Strategie territoriali

Confesercenti: la Maremma deve ripensare il turismo

L’associazione chiede integrazione, servizi efficienti e una promozione coordinata per reagire ai segnali di flessione.

Confesercenti: la Maremma deve ripensare il turismo

Il rallentamento dei flussi turistici registrato in alcune aree della Maremma non sarebbe riconducibile soltanto all’inflazione, all’aumento del costo della vita o alle temperature elevate. A sostenerlo è Giancarlo Dell’Orco, presidente di Aigo Confesercenti Grosseto, secondo cui il settore sta attraversando una fase di cambiamento e il territorio deve adeguarsi a una domanda più attenta alla qualità dell’offerta, ai servizi e al rapporto tra costi e benefici.

Secondo Dell’Orco, il turista continua a viaggiare, ma sceglie con maggiore attenzione. Cerca autenticità, accessibilità, servizi efficienti ed esperienze capaci di dare valore al soggiorno. Per questo, l’associazione invita a non sottovalutare i segnali di flessione e a intervenire sui fattori che possono incidere sulla competitività della destinazione.

Una destinazione più integrata

La proposta di Confesercenti è superare una promozione concentrata su singole località, spiagge o manifestazioni e costruire una destinazione organizzata. La Maremma dispone di un patrimonio rilevante, ma continua a presentarsi in modo frammentato.

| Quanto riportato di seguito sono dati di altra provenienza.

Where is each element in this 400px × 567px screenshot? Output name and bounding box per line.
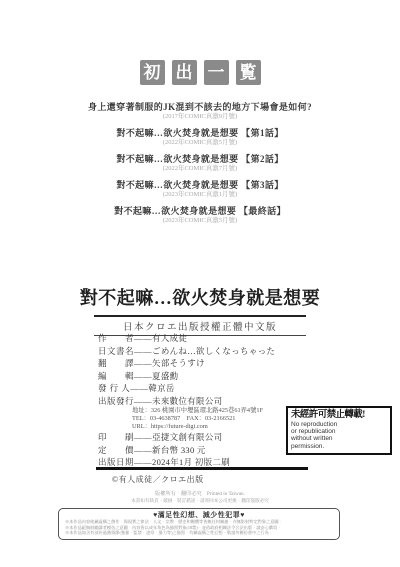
- publication-entry: 對不起嘛…欲火焚身就是想要 【最終話】 (2023年COMIC真激5月號): [0, 205, 400, 225]
- fine-print-line: 本書如有缺頁‧破損‧裝訂錯誤‧請寄回本公司更換‧翻印盜版必究: [0, 498, 400, 504]
- publication-title: 對不起嘛…欲火焚身就是想要 【最終話】: [0, 205, 400, 217]
- publication-title: 身上還穿著制服的JK混到不該去的地方下場會是如何?: [0, 101, 400, 113]
- credit-value: 夏盛勳: [152, 370, 178, 383]
- publication-source: (2022年COMIC真激7月號): [0, 165, 400, 173]
- credit-label: 編 輯——: [98, 370, 152, 383]
- header-char-box: 出: [172, 60, 197, 85]
- credit-row: 定 價——新台幣 330 元: [98, 444, 313, 457]
- book-title-block: 對不起嘛…欲火焚身就是想要 日本クロエ出版授權正體中文版: [0, 284, 400, 336]
- stamp-cjk-text: 未經許可禁止轉載!: [291, 410, 387, 421]
- publication-source: (2023年COMIC真激5月號): [0, 217, 400, 225]
- credit-value: 亞捷文創有限公司: [152, 431, 222, 444]
- publication-title: 對不起嘛…欲火焚身就是想要 【第3話】: [0, 179, 400, 191]
- disclaimer-title: ♥滿足性幻想、減少性犯罪♥: [65, 511, 333, 519]
- fine-print: 版權所有‧翻印必究 Printed in Taiwan. 本書如有缺頁‧破損‧裝…: [0, 491, 400, 504]
- stamp-en-line: permission.: [291, 443, 387, 450]
- credit-label: 日文書名——: [98, 345, 152, 358]
- first-publication-list: 身上還穿著制服的JK混到不該去的地方下場會是如何? (2017年COMIC真激9…: [0, 101, 400, 231]
- credit-value: 未來數位有限公司: [152, 395, 222, 408]
- publication-source: (2022年COMIC真激5月號): [0, 139, 400, 147]
- credit-label: 翻 譯——: [98, 357, 152, 370]
- stamp-en-line: without written: [291, 435, 387, 442]
- stamp-en-line: or republication: [291, 428, 387, 435]
- publication-title: 對不起嘛…欲火焚身就是想要 【第2話】: [0, 153, 400, 165]
- credit-value: 韓京岳: [148, 382, 174, 395]
- credit-value: 矢部そうすけ: [152, 357, 205, 370]
- publication-title: 對不起嘛…欲火焚身就是想要 【第1話】: [0, 127, 400, 139]
- no-reproduction-stamp: 未經許可禁止轉載! No reproduction or republicati…: [286, 406, 392, 455]
- credit-row: 出版發行——未來數位有限公司: [98, 395, 313, 408]
- stamp-en-line: No reproduction: [291, 421, 387, 428]
- credit-row: 翻 譯——矢部そうすけ: [98, 357, 313, 370]
- credit-value: 有人成徒: [152, 332, 187, 345]
- credits-block: 作 者——有人成徒 日文書名——ごめんね…欲しくなっちゃった 翻 譯——矢部そう…: [98, 332, 313, 469]
- divider-thick: [96, 467, 308, 470]
- credit-label: 出版發行——: [98, 395, 152, 408]
- credit-row: 日文書名——ごめんね…欲しくなっちゃった: [98, 345, 313, 358]
- publication-source: (2023年COMIC真激1月號): [0, 191, 400, 199]
- disclaimer-line: ※本作品如含有部份過激情節(強暴‧監禁‧凌辱‧暴力等)之描寫‧均屬虛構之性幻想‧…: [65, 530, 333, 536]
- credit-row: 作 者——有人成徒: [98, 332, 313, 345]
- header-char-box: 覧: [236, 60, 261, 85]
- credit-label: 定 價——: [98, 444, 152, 457]
- book-title: 對不起嘛…欲火焚身就是想要: [0, 284, 400, 310]
- credit-label: 印 刷——: [98, 431, 152, 444]
- header-char-box: 初: [140, 60, 165, 85]
- credit-row: 印 刷——亞捷文創有限公司: [98, 431, 313, 444]
- credit-row: 編 輯——夏盛勳: [98, 370, 313, 383]
- header-char-box: 一: [204, 60, 229, 85]
- publication-entry: 對不起嘛…欲火焚身就是想要 【第1話】 (2022年COMIC真激5月號): [0, 127, 400, 147]
- first-publication-header: 初 出 一 覧: [0, 60, 400, 85]
- credit-value: 新台幣 330 元: [152, 444, 206, 457]
- disclaimer-box: ♥滿足性幻想、減少性犯罪♥ ※本作品內容純屬虛構之創作‧與現實之律法‧人文‧宗教…: [58, 508, 340, 540]
- publication-entry: 身上還穿著制服的JK混到不該去的地方下場會是如何? (2017年COMIC真激9…: [0, 101, 400, 121]
- credit-value: ごめんね…欲しくなっちゃった: [152, 345, 275, 358]
- copyright-line: ©有人成徒／クロエ出版: [112, 474, 204, 485]
- credit-label: 發 行 人——: [98, 382, 148, 395]
- publication-entry: 對不起嘛…欲火焚身就是想要 【第3話】 (2023年COMIC真激1月號): [0, 179, 400, 199]
- credit-row: 發 行 人——韓京岳: [98, 382, 313, 395]
- publication-entry: 對不起嘛…欲火焚身就是想要 【第2話】 (2022年COMIC真激7月號): [0, 153, 400, 173]
- credit-label: 作 者——: [98, 332, 152, 345]
- publication-source: (2017年COMIC真激9月號): [0, 113, 400, 121]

Costa ed entroterra dovrebbero essere maggiormente collegati, insieme a turismo, agricoltura, cultura, ambiente, commercio, mobilità e servizi.

Per Dell’Orco, il valore di una destinazione dipende anche dalla qualità della vita delle comunità che la abitano. L’integrazione tra le diverse componenti del territorio viene quindi indicata come una condizione necessaria per rendere l’offerta più riconoscibile e fruibile, sia per i visitatori sia per i residenti.

Promozione e nuove competenze

Un altro tema riguarda la comunicazione sui mercati esteri. Se il marchio Maremma può avere una forte capacità attrattiva in Italia, secondo l’associazione la promozione internazionale dovrebbe fare leva sulla notorietà della Toscana. L’obiettivo è valorizzare, all’interno di un quadro più ampio, gli elementi distintivi del territorio: paesaggio, costa, borghi, enogastronomia, natura e tradizioni.

La sfida indicata da Confesercenti è trasformare queste caratteristiche in prodotti turistici concreti e facilmente accessibili. Per farlo, servirebbero investimenti nelle competenze, nella digitalizzazione e in nuovi strumenti, compresa l’intelligenza artificiale. L’associazione ritiene inoltre necessarie una governance stabile e una collaborazione più stretta tra istituzioni e imprese.

A breve è prevista la quarta edizione del sondaggio Maremma & Turismo, promosso da Confesercenti per raccogliere le valutazioni degli operatori. L’indagine sarà concentrata sui quattro Comuni di interesse turistico chiamati al voto nel 2027: Grosseto, Castiglione della Pescaia, Orbetello e Pitigliano. L’iniziativa punta ad alimentare il confronto su turismo e commercio in vista delle prossime elezioni amministrative.